Into the realm of the Firbolg.
36
“What do you mean?” Ashe demanded shakily, the multiple tones of his draconic voice gone, replaced by a very human one that echoed off the walls of the cave mouth.
Without a word, the Bolg midwife turned and descended into the cave.
Numbly Ashe followed Krinsel down into the belly of the dragon’s lair.

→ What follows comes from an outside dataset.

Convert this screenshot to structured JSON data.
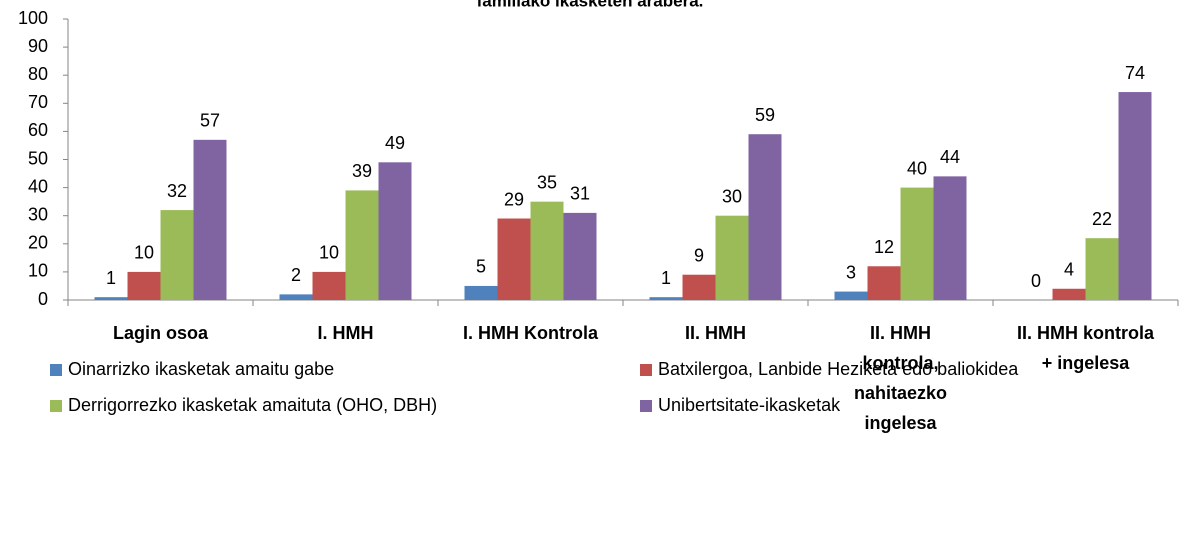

The glow emanating from the treasure horde of the lost sea was tinged with the color of blood. He could hear his wife weeping, her voice shuddering as if she were trying to still the lament but failing. The sound caused his feet to gain speed; he shouldered past Krinsel and ran to the bottom of the cave, calling her name. The sight stopped him in his tracks.
The great ethereal beast was cradling his wife in the crook of her arm, gently brushing the sweaty locks of hair from Rhapsody’s face with her claw. That face was contorted in pain, white with fear, but there was more; it was pale as milk and her lips were colorless.
She lay on her side, her eyes open and glassy, a river of blood staining her clothes and pooling on the ground before her, growing larger before his eyes.
“The waters have broken, but the baby is not coming,” Elynsynos said softly. “And it is so tiny.” He heard her voice in his ear, where she had caused it to originate so as not to frighten Rhapsody further.
“Sam,” Rhapsody whispered. Her voice was dry and weak.
He knelt before her and cradled her face in his hands, smiling falsely to encourage her. Then he glanced at the two Bolg. Krinsel’s face was pensive and stoic, as was Achmed’s, but the Bolg king’s normally swarthy skin was dusky with sweat in the reflected light of the cave.
“It’s too soon,” Rhapsody said softly. “Not even three seasons—”
“We don’t know that,” Ashe said soothingly.
“Your mother—carried you—three years—”
“Who can say?” The Lord Cymrian looked into the prismatic eyes of the dragon, which glistened with unspent tears. “How long was it for you, Elynsynos? How long did you carry my grandmother and her sisters?”
The wyrm shook her massive head. “More than a year’s time,” she said.
Desperately Ashe thought back to the words of the Seer. Rhapsody will not die bearing your children, Manwyn had said smugly. He had puzzled endlessly, trying to invent some way in his mind that the words could be twisted, as the Oracle had a way of doing, but had finally determined the statement to be unequivocal.